Robert Tucker, Malvo's attorney named by Bredar, faxed a letter on Nov. 7 to United States Attorney for the Eastern District of Virginia. He stated that no Federal authorities were to interrogate Malvo, and, in the event that he was being transferred into state custody, no state or local law enforcement authorities were to interrogate Malvo, according to Arif.
Then Federal charges were dropped in Maryland, and Malvo was moved to Virginia to face charges in a jurisdiction that would allow for the execution of juvenile offenders.
But none of the attorneys appointed to Malvo when he was held under Federal charges in Maryland were licensed to practice in Virginia, wrote Morrogh. "Therefore, none of them were eligible to be appointed as counsel on the Virginia charges, especially not by a Maryland Magistrate Judge."
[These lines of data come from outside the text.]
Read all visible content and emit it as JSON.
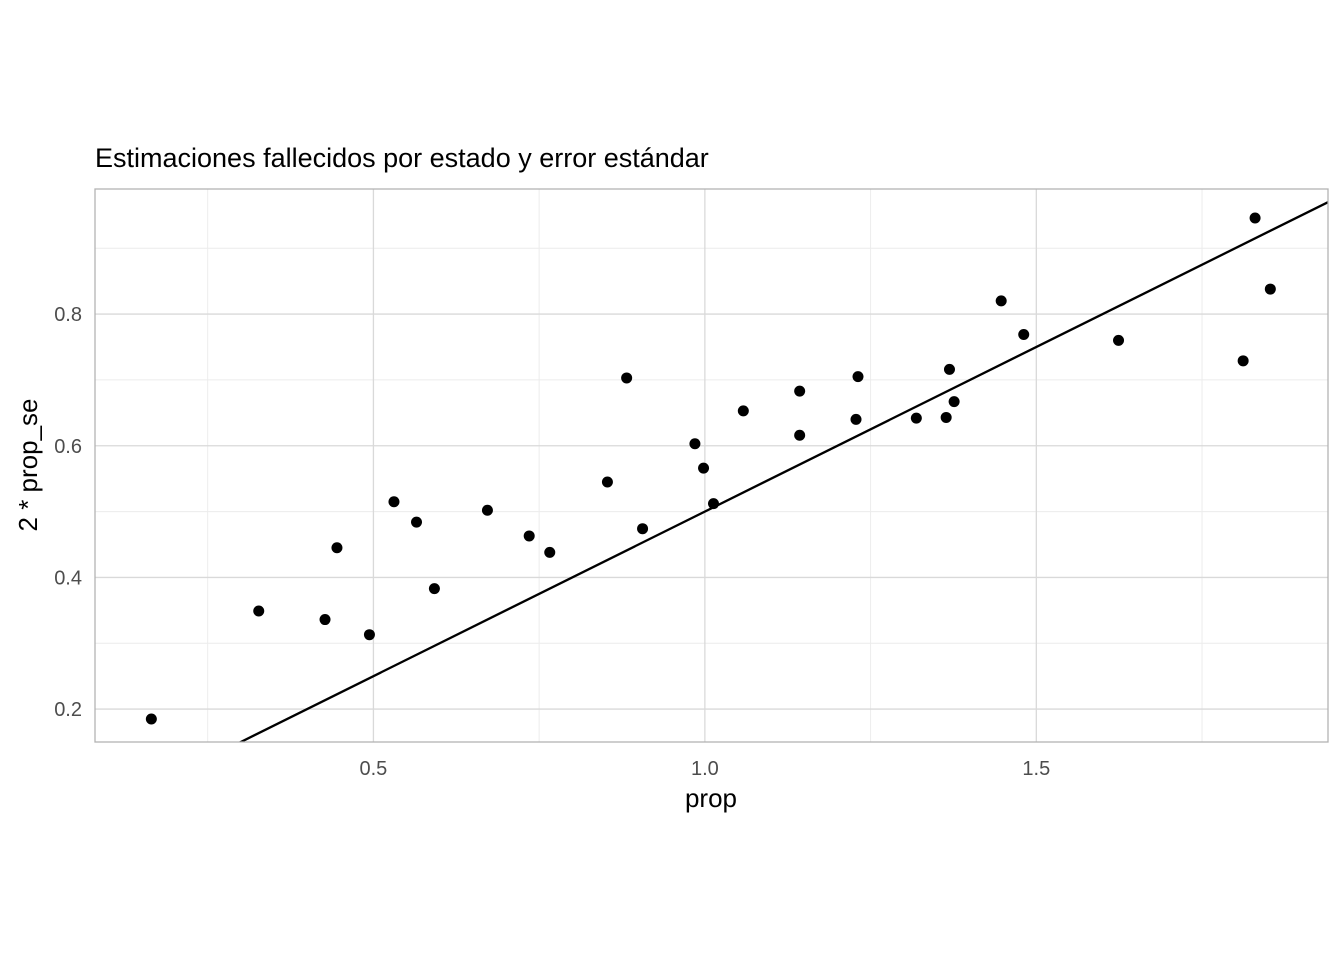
{
  "chart_data": {
    "type": "scatter",
    "title": "Estimaciones fallecidos por estado y error estándar",
    "xlabel": "prop",
    "ylabel": "2 * prop_se",
    "xlim": [
      0.08,
      1.94
    ],
    "ylim": [
      0.15,
      0.99
    ],
    "x_ticks": [
      {
        "value": 0.5,
        "label": "0.5"
      },
      {
        "value": 1.0,
        "label": "1.0"
      },
      {
        "value": 1.5,
        "label": "1.5"
      }
    ],
    "y_ticks": [
      {
        "value": 0.2,
        "label": "0.2"
      },
      {
        "value": 0.4,
        "label": "0.4"
      },
      {
        "value": 0.6,
        "label": "0.6"
      },
      {
        "value": 0.8,
        "label": "0.8"
      }
    ],
    "grid": true,
    "reference_line": {
      "slope": 0.5,
      "intercept": 0
    },
    "colors": {
      "points": "#000000",
      "line": "#000000",
      "grid_major": "#d9d9d9",
      "grid_minor": "#ececec",
      "panel_border": "#b3b3b3"
    },
    "points": [
      {
        "x": 0.165,
        "y": 0.185
      },
      {
        "x": 0.327,
        "y": 0.349
      },
      {
        "x": 0.427,
        "y": 0.336
      },
      {
        "x": 0.445,
        "y": 0.445
      },
      {
        "x": 0.494,
        "y": 0.313
      },
      {
        "x": 0.531,
        "y": 0.515
      },
      {
        "x": 0.565,
        "y": 0.484
      },
      {
        "x": 0.592,
        "y": 0.383
      },
      {
        "x": 0.672,
        "y": 0.502
      },
      {
        "x": 0.735,
        "y": 0.463
      },
      {
        "x": 0.766,
        "y": 0.438
      },
      {
        "x": 0.853,
        "y": 0.545
      },
      {
        "x": 0.882,
        "y": 0.703
      },
      {
        "x": 0.906,
        "y": 0.474
      },
      {
        "x": 0.985,
        "y": 0.603
      },
      {
        "x": 0.998,
        "y": 0.566
      },
      {
        "x": 1.013,
        "y": 0.512
      },
      {
        "x": 1.058,
        "y": 0.653
      },
      {
        "x": 1.143,
        "y": 0.683
      },
      {
        "x": 1.143,
        "y": 0.616
      },
      {
        "x": 1.228,
        "y": 0.64
      },
      {
        "x": 1.231,
        "y": 0.705
      },
      {
        "x": 1.319,
        "y": 0.642
      },
      {
        "x": 1.364,
        "y": 0.643
      },
      {
        "x": 1.369,
        "y": 0.716
      },
      {
        "x": 1.376,
        "y": 0.667
      },
      {
        "x": 1.447,
        "y": 0.82
      },
      {
        "x": 1.481,
        "y": 0.769
      },
      {
        "x": 1.624,
        "y": 0.76
      },
      {
        "x": 1.812,
        "y": 0.729
      },
      {
        "x": 1.83,
        "y": 0.946
      },
      {
        "x": 1.853,
        "y": 0.838
      }
    ]
  }
}
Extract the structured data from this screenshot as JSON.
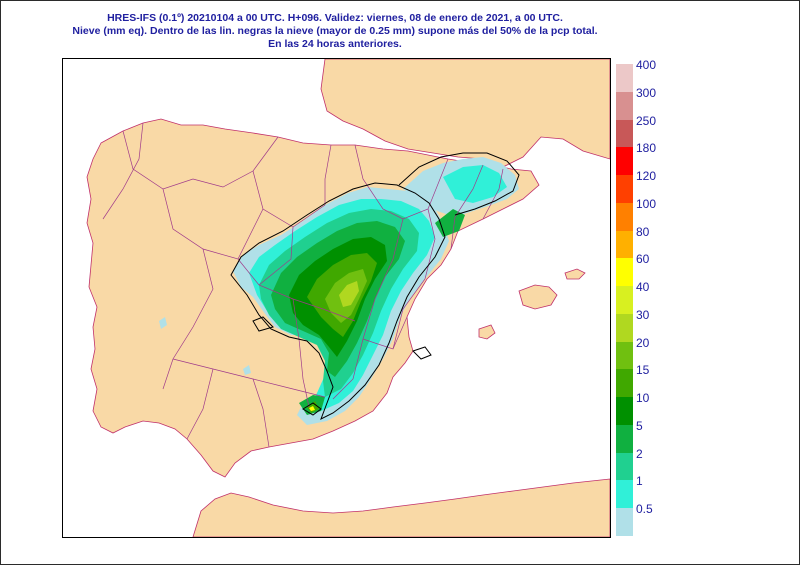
{
  "title": {
    "line1": "HRES-IFS (0.1º) 20210104 a 00 UTC.  H+096. Validez: viernes, 08 de enero de 2021,  a  00 UTC.",
    "line2": "Nieve (mm eq). Dentro de las lin. negras la nieve (mayor de 0.25 mm) supone más del 50% de la pcp total.",
    "line3": "En las 24 horas anteriores."
  },
  "colors": {
    "sea": "#ffffff",
    "land": "#f9d9a6",
    "borders": "#a03a8a",
    "coast": "#c0306a",
    "snow_outline": "#000000",
    "text": "#2020a0"
  },
  "legend": {
    "levels": [
      {
        "label": "400",
        "color": "#ecc8c8"
      },
      {
        "label": "300",
        "color": "#d89090"
      },
      {
        "label": "250",
        "color": "#c85858"
      },
      {
        "label": "180",
        "color": "#ff0000"
      },
      {
        "label": "120",
        "color": "#ff4000"
      },
      {
        "label": "100",
        "color": "#ff8000"
      },
      {
        "label": "80",
        "color": "#ffb000"
      },
      {
        "label": "60",
        "color": "#ffff00"
      },
      {
        "label": "40",
        "color": "#d8f020"
      },
      {
        "label": "30",
        "color": "#b0d820"
      },
      {
        "label": "20",
        "color": "#70c010"
      },
      {
        "label": "15",
        "color": "#40a800"
      },
      {
        "label": "10",
        "color": "#009000"
      },
      {
        "label": "5",
        "color": "#10b040"
      },
      {
        "label": "2",
        "color": "#20d090"
      },
      {
        "label": "1",
        "color": "#30f0d8"
      },
      {
        "label": "0.5",
        "color": "#b0e0e8"
      }
    ]
  }
}
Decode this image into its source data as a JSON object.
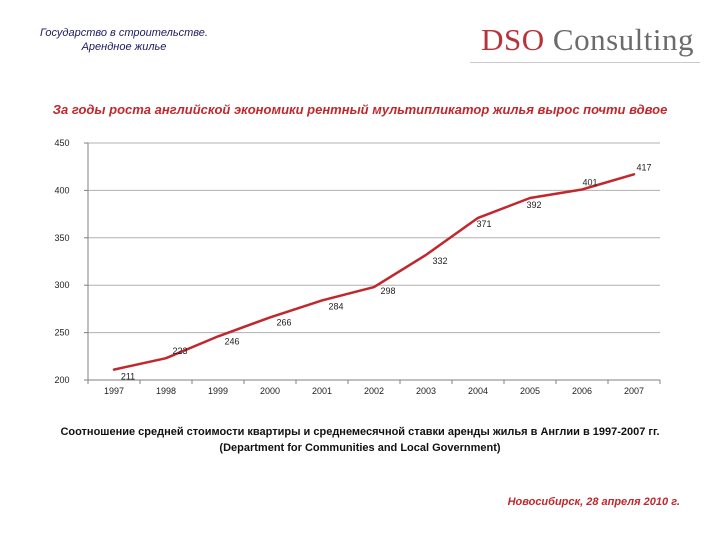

So, as far as detectives and prosecutors knew, Malvo had no counsel on Nov. 7 and could be questioned as if it were the beginning of the case against him.
Prosecutors also say the charges against Malvo in Fairfax were different than those charged against him when he was held in Baltimore, Md. For example, the killing of Arlington resident Linda Franklin was not part of the original charges filed against him.
ARIF MAINTAINS that Malvo's fifth and sixth amendment rights were still violated.
Malvo had remained silent and was represented by attorneys through every stage of his two weeks in custody before Nov. 7, Arif wrote.
A defendant who invokes his Fifth Amendment right to counsel should not be subject to further interrogation until counsel has been made available, unless the accused himself initiates contact, Arif wrote.
But prosecutors maintain the best evidence that Malvo knew the charges he faced in Fairfax were the fact that he "freely discussed the murder of Linda Franklin."
"After Malvo had eaten and small talk was finished, he got right down to discussing the killings," wrote Morrogh. "He laughed as he described shooting the woman at Home Depot in the head."